The Name Of The Rose | 1986
- DIRECTOR |
- Jean-Jacques Annaud
Medieval whodunnit, which follows Umberto Eco’s plot though jettisoning the novel’s philosophical raison d’être.
Reversing the usual procedure, where real exteriors lead to studio sets, the exterior of the Italian monastery is a vast set which was built just outside of Rome.
The gloomy interior, in which monk William of Baskerville (Sean Connery) and sidekick Adso of Melk (Christian Slater) investigate a series of murders, is a real monastery – but in Germany.
It’s Kloster Eberbach, a 12th and 14th century Cistercian monastery surviving in the Taunus Mountains in the heart of the Rheingau district which, after secularisation in 1803, became a prison and then a lunatic asylum.
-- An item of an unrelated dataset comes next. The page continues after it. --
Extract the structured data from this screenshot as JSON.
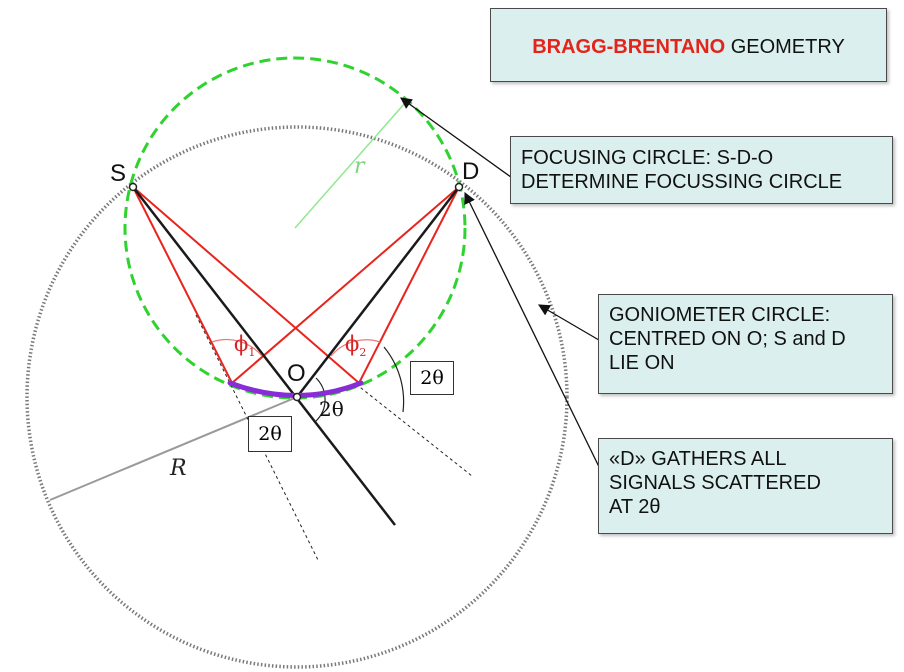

During WWI it was a military rehabilitation centre, and is now maintained by the state wine authorities of the Rheingau. You can visit Kloster Eberbach, near Eltville, west of Wiesbaden, to experience appeals to the senses that the unworldly monks of the film would surely not approve of. There’s not only the Rheingau Musik Festival, but wine-tastings in the Cabinetkeller and delicious food in the refectory. The Kloster also brews Pils, its own beer.